If you want to allow the data to be accessed by local users, by also from outside with the proper username and password, you can do:
<Location "/embargoed/"> Order deny,allow Deny from all Allow from 10.1.1.1/24 Allow from 10.11.12.167 Allow from example.edu AuthType Digest AuthName "Embargoed Data" AuthDigestDomain /embargoed/ AuthDigestFile /path/to/htdigest/file Require valid-user Satisfy any </Location>
Note that in Apache 2.2, AuthDigestFile should be changed to AuthUserFile. You can use AuthType Basic instead, but then the passwords are sent in the clear, and you'll have to change some of the lines.

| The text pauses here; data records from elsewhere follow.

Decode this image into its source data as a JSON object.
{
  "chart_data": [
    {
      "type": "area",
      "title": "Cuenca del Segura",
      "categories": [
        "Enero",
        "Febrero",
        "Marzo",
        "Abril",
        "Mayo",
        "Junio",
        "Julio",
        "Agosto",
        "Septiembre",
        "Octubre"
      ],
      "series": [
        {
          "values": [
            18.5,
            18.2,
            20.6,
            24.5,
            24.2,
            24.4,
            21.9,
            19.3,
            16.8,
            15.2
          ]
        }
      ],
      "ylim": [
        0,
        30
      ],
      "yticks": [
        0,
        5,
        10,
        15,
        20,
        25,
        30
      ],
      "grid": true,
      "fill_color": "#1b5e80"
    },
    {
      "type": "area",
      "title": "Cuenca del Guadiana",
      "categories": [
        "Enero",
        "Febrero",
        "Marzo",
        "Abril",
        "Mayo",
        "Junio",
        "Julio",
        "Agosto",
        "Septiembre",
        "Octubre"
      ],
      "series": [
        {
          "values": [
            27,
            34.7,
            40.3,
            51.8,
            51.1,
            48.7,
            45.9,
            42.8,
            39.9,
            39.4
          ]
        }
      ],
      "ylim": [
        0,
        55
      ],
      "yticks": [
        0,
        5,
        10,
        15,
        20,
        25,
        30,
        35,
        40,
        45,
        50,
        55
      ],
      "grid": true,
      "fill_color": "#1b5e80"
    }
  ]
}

Debugging Slow Web Servers
Entries into the webserver's access logs only occur once the client disconnects. This means that if you have lots of connections sitting open, you can't use the access logs to see what's going on. Apache does have a way to get some information about what's going on, however. Look for a section in your server config mentioning ExtendedStatus or server-status, and change it to read something like:
<IfModule mod_status.c> <Location "/server-status"> SetHandler server-status Order deny,allow Deny from all Allow from 127.0.0.1 Allow from your-ip-address </Location> ExtendedStatus On </IfModule>
Obviously, set your-ip-address to an appropriate value, and you can set more than one Allow line to allow connections from more than one machine. You can then (after restarting the webserver) request the page http://servername/server-status, which down at the bottom will give a report that includes what requests are being processed, what IP asked for it, and how long it's been processing, so you can try to identify what might be having problems, or what connecting IP address might be doing strange things. You have to do this in advance of the request; as it requires a web server restart to turn on this feature, you can't just turn it on when you have a problem connection (unless it's a flood of problem connections that you're actively monitoring).
As the process ID is listed, you can also use this to get information about processes that you identify as problematic via the unix ps or top commands.